Try to avoid comments that just say what the code does. Your code should generally be readable enough that comments that explain what are unnecessary. The time to use comments is to explain why.

Also, I'd have written this as

 exit(EXIT_FAILURE);

This is clearer about why you are returning that value. You are already including stdlib.h, so you have EXIT_FAILURE and EXIT_SUCCESS available.

for (i = 0; string[i]; i++)
{
 if (string[i] == '.')
 {

You can do this if you want. I personally would prefer

while ( NULL != string )
{
 if ( '.' == *(string++) )
 {

That would leave the string pointing after the period.

Even better:

char *extension;
extension = strrchr( string, '.' );
if ( NULL == extension ) {
 return false;
}

That creates a pointer to the string after the period.

 if (isspace(string[i + 1])) break;

This seems unnecessary. Spaces are valid characters in filenames. Seldom used and problematic but valid. There's nothing in your original program that would be thrown off by a space.

 for (scan = i, place = 0; string[i+scan]; scan++) ++place;

Then I'd replace that line with

 place = strlen(extension);

After that, do

switch ( place ) 
{
 case 6:
 if ( 0 == strcmp(extension, "xhtml")
 {
 return true;
 }
 break;

Add the other extension lengths as necessary.
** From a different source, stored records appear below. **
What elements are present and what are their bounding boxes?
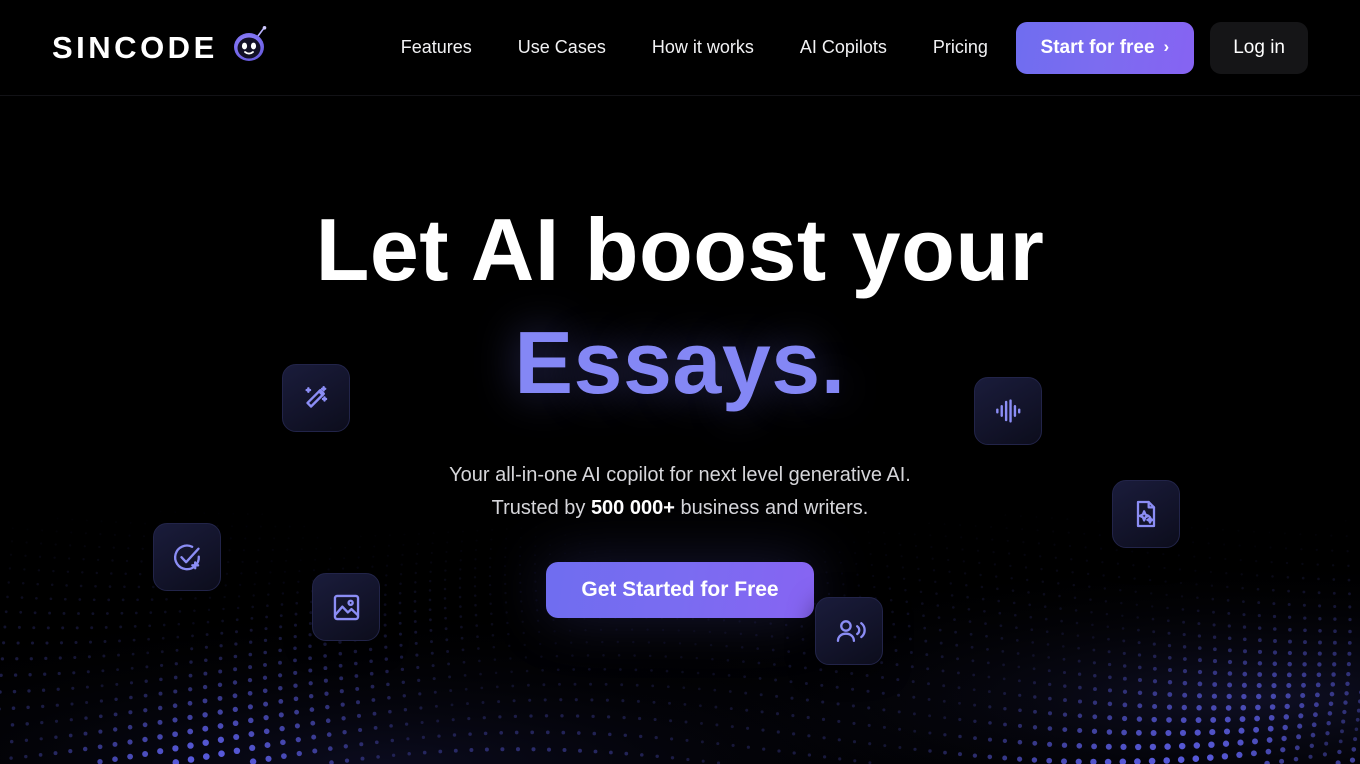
get-started-for-free-button[interactable]: Get Started for Free xyxy=(546,562,814,619)
main-navigation: Features Use Cases How it works AI Copil… xyxy=(378,29,1011,66)
brand-name: SINCODE xyxy=(52,29,218,65)
start-for-free-button[interactable]: Start for free › xyxy=(1015,21,1195,74)
nav-item-features[interactable]: Features xyxy=(378,29,495,66)
nav-item-use-cases[interactable]: Use Cases xyxy=(495,29,629,66)
hero-subtitle: Your all-in-one AI copilot for next leve… xyxy=(449,459,911,524)
feature-tile-document-sparkle[interactable] xyxy=(1112,480,1180,548)
image-icon xyxy=(330,591,363,624)
magic-wand-icon xyxy=(299,381,333,415)
landing-page: SINCODE Features Use Cases How it works … xyxy=(0,0,1360,764)
hero-subtitle-line2-suffix: business and writers. xyxy=(674,496,869,519)
hero-subtitle-line1: Your all-in-one AI copilot for next leve… xyxy=(449,464,911,487)
start-for-free-label: Start for free xyxy=(1040,36,1155,58)
audio-wave-icon xyxy=(992,395,1024,427)
header-actions: Start for free › Log in xyxy=(1015,21,1308,74)
nav-item-ai-copilots[interactable]: AI Copilots xyxy=(777,29,910,66)
hero-section: Let AI boost your Essays. Your all-in-on… xyxy=(0,96,1360,764)
nav-item-pricing[interactable]: Pricing xyxy=(910,29,1011,66)
feature-tile-check-circle-plus[interactable] xyxy=(153,523,221,591)
feature-tile-audio-wave[interactable] xyxy=(974,377,1042,445)
hero-headline-line1: Let AI boost your xyxy=(315,200,1045,299)
brand-logo[interactable]: SINCODE xyxy=(52,26,270,69)
hero-subtitle-count: 500 000+ xyxy=(590,496,675,519)
check-circle-plus-icon xyxy=(171,541,204,574)
robot-mascot-icon xyxy=(230,26,270,69)
feature-tile-person-voice[interactable] xyxy=(815,597,883,665)
person-voice-icon xyxy=(833,615,866,648)
feature-tile-magic-wand[interactable] xyxy=(282,364,350,432)
site-header: SINCODE Features Use Cases How it works … xyxy=(0,0,1360,96)
document-sparkle-icon xyxy=(1130,498,1162,530)
hero-subtitle-line2-prefix: Trusted by xyxy=(491,496,591,519)
nav-item-how-it-works[interactable]: How it works xyxy=(629,29,777,66)
hero-headline-line2: Essays. xyxy=(514,312,846,412)
chevron-right-icon: › xyxy=(1163,37,1170,56)
log-in-button[interactable]: Log in xyxy=(1210,21,1308,74)
feature-tile-image[interactable] xyxy=(312,573,380,641)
Note that there is no point in using strncmp here as your original code relies on the string being null terminated. If strcmp were problematic, you'd have already hit that problem. Your original code would also have matched file.xht with the xhtml extension which seems unlikely to be what you want.
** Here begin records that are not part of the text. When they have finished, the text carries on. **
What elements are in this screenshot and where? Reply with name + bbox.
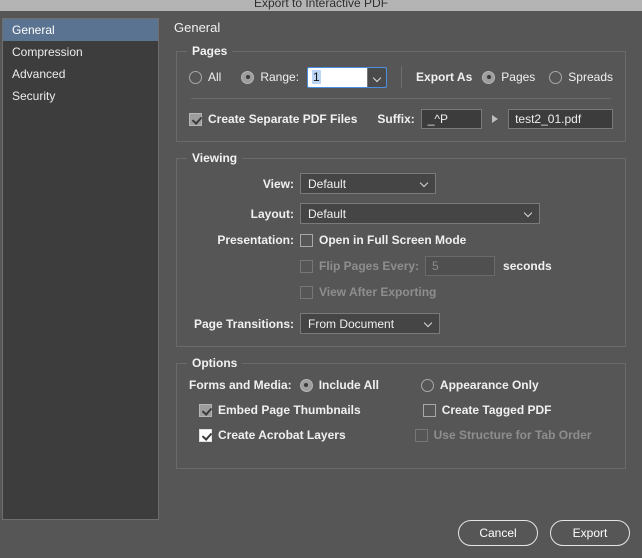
pages-range-row: All Range: 1 Export As Pages Spreads	[189, 66, 613, 88]
acrobat-layers-taborder-row: Create Acrobat Layers Use Structure for …	[189, 428, 613, 442]
open-fullscreen-label: Open in Full Screen Mode	[319, 233, 466, 247]
page-title: General	[174, 20, 636, 35]
page-transitions-row: Page Transitions: From Document	[189, 313, 613, 334]
radio-export-spreads[interactable]	[549, 71, 562, 84]
radio-include-all-label: Include All	[319, 378, 379, 392]
view-after-export-row: View After Exporting	[189, 285, 613, 299]
export-interactive-pdf-dialog: Export to Interactive PDF General Compre…	[0, 0, 642, 558]
radio-export-pages-label: Pages	[501, 70, 535, 84]
settings-main-panel: General Pages All Range: 1 Export As Pag…	[168, 20, 636, 485]
sidebar-item-general[interactable]: General	[3, 19, 158, 41]
presentation-label: Presentation:	[189, 233, 294, 247]
separate-pdf-row: Create Separate PDF Files Suffix: _^P te…	[189, 109, 613, 129]
suffix-label: Suffix:	[377, 112, 414, 126]
layout-row: Layout: Default	[189, 203, 613, 224]
filename-preview: test2_01.pdf	[508, 109, 613, 129]
dialog-title: Export to Interactive PDF	[0, 0, 642, 10]
export-as-label: Export As	[416, 70, 472, 84]
page-transitions-label: Page Transitions:	[189, 317, 294, 331]
dialog-footer: Cancel Export	[458, 520, 630, 546]
checkbox-view-after-exporting	[300, 286, 313, 299]
flip-pages-interval-input: 5	[425, 256, 495, 276]
checkbox-flip-pages	[300, 260, 313, 273]
seconds-label: seconds	[503, 259, 552, 273]
suffix-input[interactable]: _^P	[421, 109, 482, 129]
sidebar-item-compression[interactable]: Compression	[3, 41, 158, 63]
forms-media-row: Forms and Media: Include All Appearance …	[189, 378, 613, 392]
create-separate-pdf-label: Create Separate PDF Files	[208, 112, 357, 126]
view-select[interactable]: Default	[300, 173, 436, 194]
radio-range-label: Range:	[260, 70, 299, 84]
embed-page-thumbnails-label: Embed Page Thumbnails	[218, 403, 361, 417]
radio-all[interactable]	[189, 71, 202, 84]
checkbox-open-fullscreen[interactable]	[300, 234, 313, 247]
sidebar-item-label: Advanced	[12, 67, 65, 81]
options-group: Options Forms and Media: Include All App…	[176, 363, 626, 469]
checkbox-use-structure-tab-order	[415, 429, 428, 442]
pages-section-separator	[191, 98, 611, 99]
sidebar-item-advanced[interactable]: Advanced	[3, 63, 158, 85]
forms-and-media-label: Forms and Media:	[189, 378, 292, 392]
cancel-button[interactable]: Cancel	[458, 520, 538, 546]
radio-all-label: All	[208, 70, 221, 84]
range-combo[interactable]: 1	[307, 67, 387, 88]
range-input-value: 1	[312, 70, 321, 84]
radio-export-spreads-label: Spreads	[568, 70, 613, 84]
presentation-row: Presentation: Open in Full Screen Mode	[189, 233, 613, 247]
sidebar-item-label: General	[12, 23, 55, 37]
pages-group: Pages All Range: 1 Export As Pages Sprea…	[176, 51, 626, 142]
sidebar-item-security[interactable]: Security	[3, 85, 158, 107]
view-after-exporting-label: View After Exporting	[319, 285, 436, 299]
layout-select[interactable]: Default	[300, 203, 540, 224]
radio-appearance-only[interactable]	[421, 379, 434, 392]
dialog-titlebar: Export to Interactive PDF	[0, 0, 642, 11]
flip-pages-label: Flip Pages Every:	[319, 259, 419, 273]
create-acrobat-layers-label: Create Acrobat Layers	[218, 428, 346, 442]
checkbox-create-tagged-pdf[interactable]	[423, 404, 436, 417]
radio-export-pages[interactable]	[482, 71, 495, 84]
checkbox-create-acrobat-layers[interactable]	[199, 429, 212, 442]
range-input[interactable]: 1	[308, 68, 367, 87]
use-structure-tab-order-label: Use Structure for Tab Order	[434, 428, 592, 442]
thumbnails-tagged-row: Embed Page Thumbnails Create Tagged PDF	[189, 403, 613, 417]
create-tagged-pdf-label: Create Tagged PDF	[442, 403, 552, 417]
settings-category-sidebar: General Compression Advanced Security	[2, 18, 159, 520]
viewing-group: Viewing View: Default Layout: Default Pr…	[176, 158, 626, 347]
radio-include-all[interactable]	[300, 379, 313, 392]
view-label: View:	[189, 177, 294, 191]
flip-pages-row: Flip Pages Every: 5 seconds	[189, 256, 613, 276]
layout-label: Layout:	[189, 207, 294, 221]
radio-range[interactable]	[241, 71, 254, 84]
pages-group-legend: Pages	[187, 44, 232, 58]
sidebar-item-label: Security	[12, 89, 55, 103]
play-arrow-icon	[492, 115, 498, 123]
export-button[interactable]: Export	[550, 520, 630, 546]
chevron-down-icon[interactable]	[367, 68, 386, 87]
checkbox-create-separate-pdf[interactable]	[189, 113, 202, 126]
options-group-legend: Options	[187, 356, 242, 370]
page-transitions-select[interactable]: From Document	[300, 313, 440, 334]
sidebar-item-label: Compression	[12, 45, 83, 59]
checkbox-embed-page-thumbnails[interactable]	[199, 404, 212, 417]
pages-divider	[401, 66, 402, 88]
viewing-group-legend: Viewing	[187, 151, 242, 165]
radio-appearance-only-label: Appearance Only	[440, 378, 539, 392]
view-row: View: Default	[189, 173, 613, 194]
I also removed your flag variable. It's unnecessary since you can just return directly. Some people prefer to have only one return at the end of a statement, but if you're going to do that, you should generally avoid other flow control statements, like break. So you'd change your later if statements to else if and add a ! flag check to your outer loop. E.g.

for (i = 0; string[i] && ! flag; i++)

But all this is unnecessary. You check the file extension and use the result to determine if the file is a text file. This can go wrong either way. The file README is almost always a text file, but your program would refuse to read it. If I save an image or other binary with a .txt extension, your program will accept it. There's a Unix command called file which analyzes the contents of a file. You could use a system call to get the results of that or presumably access a library somewhere that does the same thing.

If you use a system call, be careful to quote it properly. This is where a space (or worse, a semicolon) could be problematic. Test with at least "test.txt'; echo 'Oops' '" as an argument.

auto int i, place, arg = false;

You never have to use the auto keyword in C. All variables are declared auto by default (unless explicitly declared static or extern). If you have some weird corner case where this matters, you should comment here.

if (string[0] == '-' && string[1] == '-' && isalpha(string[2]))
{
 for (i = 0; string[i]; i++) //count alpha based chars
 if (isalpha(string[i])) 
 ++place;
 if (!strncmp((string + 2),"help",place))

Again, I think place is unnecessary. Note that if there is one or more non-alpha characters at the end of the string, that this will match if the rest matches. Unless you want that behavior, you can skip the place calculation. Also, it's unclear why you keep going if you encounter a non-alpha character. You could just return at that point, since the string will never match.

You might want to look into how Getopt works. That could help save you writing your own scaffolding in cases like this.

 if (!opt && (ext = fext(argv[1]))) //if a file was provided with no opt

Rather than checking the extension, why not check if the file exists? If it does, then you can print the file if it is text based. If not, then you can print the entry as a string.

return 0;

You don't need to return 0 at the end of main. If you let it fall through, the compiler will add this for you.